El veterinario tenía muchas cosas que considerar. Si el Dogo había herido gravemente a una persona, era posible que lo volviera a intentar a la primera oportunidad, y no  necesitaba consultar a su dueño para saber que no le podía plantear sacrificar al rústico animal. Operarlo para recuperar la mano tampoco era práctico. En el supuesto caso de que pudiera convencer al dueño, ¿qué ganaría ?  Conocía muy bien los rápidos y devastadores efectos de los ácidos del estómago de un perro.

En una ocasión, a un cachorro le había sacado más de un kilo de tuercas y tornillos a menos de treinta minutos de tragados. No tenía mucho de recibido por lo que el asombro fue intenso ante la corrosión. Pero este era un inmenso perro con una mano pequeñita en su estómago.

Solo había vomitado un par de veces, no era para alarmarse. Incluso estaba dentro de lo normal en cualquier perro. ¿Entonces por qué carajo había tenido que sacar esa radiografía? Si, supo  que algo raro había, aún en ausencia de un indicio objetivo. ¡ Esa intuición de mierda, que tantas veces lo había hecho quedar bien ! Tanto pensar frente a la placa, el dueño del Dogo le pregunta:

-  ¿Pasa algo malo?

El veterinario no le contesta, está absorto con la mirada fija en la imagen de la mano, se ve hasta el detalle de la estructura interna de cada huesito.  No se justifica operarlo, si es por el perro no tiene sentido.

¿Qué habrá pasado con el dueño de la mano? ¿Habrá muerto desangrado, y lo habrán  enterrado sus compinches en algún pozo anónimo? ¿Habrá sido atendido en algún hospital público?  ¿Dirá cómo le pasó?  ¿Le preguntarán?.

-  ¿Cuánto es? pregunta el dueño del Dogo.

Ya se quiere ir. Hoy lo miró a los ojos por primera vez, y ahora sonríe también por primera vez. Es una sonrisa casi imperceptible, como si no participaran los músculos de su cara. Es una sonrisa de los ojos. Está realmente orgulloso.
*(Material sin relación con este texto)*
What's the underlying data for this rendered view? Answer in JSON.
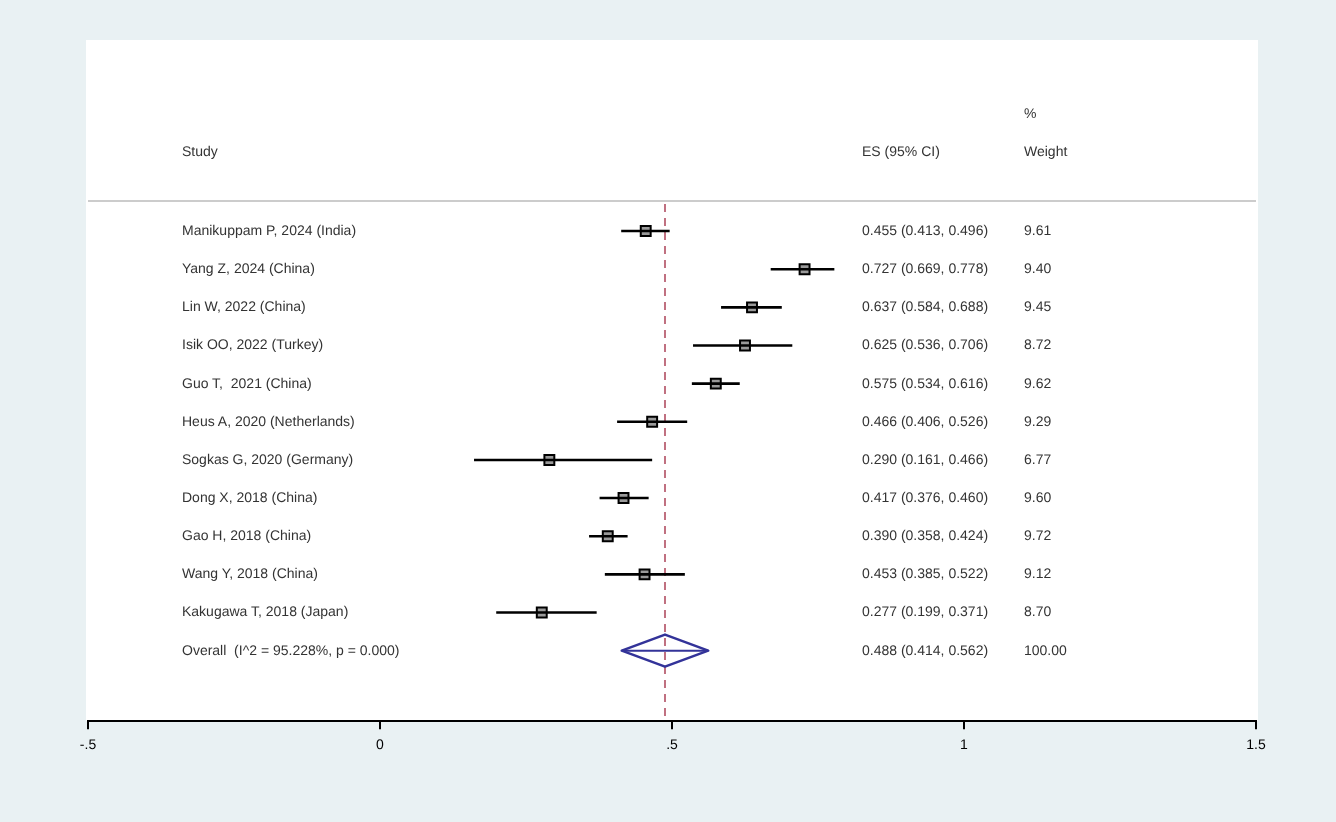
{
  "chart_data": {
    "type": "scatter",
    "orientation": "horizontal",
    "categories": [
      "Manikuppam P, 2024 (India)",
      "Yang Z, 2024 (China)",
      "Lin W, 2022 (China)",
      "Isik OO, 2022 (Turkey)",
      "Guo T,  2021 (China)",
      "Heus A, 2020 (Netherlands)",
      "Sogkas G, 2020 (Germany)",
      "Dong X, 2018 (China)",
      "Gao H, 2018 (China)",
      "Wang Y, 2018 (China)",
      "Kakugawa T, 2018 (Japan)",
      "Overall  (I^2 = 95.228%, p = 0.000)"
    ],
    "series": [
      {
        "color": "#000000",
        "marker": "square",
        "values": [
          0.455,
          0.727,
          0.637,
          0.625,
          0.575,
          0.466,
          0.29,
          0.417,
          0.39,
          0.453,
          0.277,
          null
        ],
        "errors": [
          [
            0.413,
            0.496
          ],
          [
            0.669,
            0.778
          ],
          [
            0.584,
            0.688
          ],
          [
            0.536,
            0.706
          ],
          [
            0.534,
            0.616
          ],
          [
            0.406,
            0.526
          ],
          [
            0.161,
            0.466
          ],
          [
            0.376,
            0.46
          ],
          [
            0.358,
            0.424
          ],
          [
            0.385,
            0.522
          ],
          [
            0.199,
            0.371
          ],
          null
        ]
      },
      {
        "color": "#333399",
        "marker": "diamond",
        "values": [
          null,
          null,
          null,
          null,
          null,
          null,
          null,
          null,
          null,
          null,
          null,
          0.488
        ],
        "errors": [
          null,
          null,
          null,
          null,
          null,
          null,
          null,
          null,
          null,
          null,
          null,
          [
            0.414,
            0.562
          ]
        ]
      }
    ],
    "xlim": [
      -0.5,
      1.5
    ],
    "xticks": [
      {
        "value": -0.5,
        "label": "-.5"
      },
      0,
      {
        "value": 0.5,
        "label": ".5"
      },
      1,
      1.5
    ],
    "grid": false,
    "legend": false,
    "ref_lines": [
      {
        "axis": "x",
        "value": 0.488,
        "color": "#c07080",
        "line_style": "dashed"
      }
    ],
    "annotations": [
      "Study",
      "ES (95% CI)",
      "%",
      "Weight",
      "0.455 (0.413, 0.496)",
      "9.61",
      "0.727 (0.669, 0.778)",
      "9.40",
      "0.637 (0.584, 0.688)",
      "9.45",
      "0.625 (0.536, 0.706)",
      "8.72",
      "0.575 (0.534, 0.616)",
      "9.62",
      "0.466 (0.406, 0.526)",
      "9.29",
      "0.290 (0.161, 0.466)",
      "6.77",
      "0.417 (0.376, 0.460)",
      "9.60",
      "0.390 (0.358, 0.424)",
      "9.72",
      "0.453 (0.385, 0.522)",
      "9.12",
      "0.277 (0.199, 0.371)",
      "8.70",
      "0.488 (0.414, 0.562)",
      "100.00"
    ]
  }
}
El veterinario también sabe sonreír así, pero no porque estuviera orgulloso del poder de esta masa de músculos fibrosos y huesos, seleccionada miles de generaciones solo para pelear hasta el final, sin dudar, sin dolor, sin otra finalidad que el combate mismo, sin importar el resultado, y que con su cerebro no más grande que una albóndiga lo mira indiferente, porque no le teme ni lo odia.

Ahora es el veterinario el que sonríe, porque en el tedio cotidiano de pretender haber sido un científico en un país del tercer mundo, se acuerda...de esa frase que no sabe si la escuchó si la leyó si la inventó, si era así o la deformó, pero parece ser que a veces es verdad, “el perro es como un hombre para el hombre, y el hombre...como un perro”.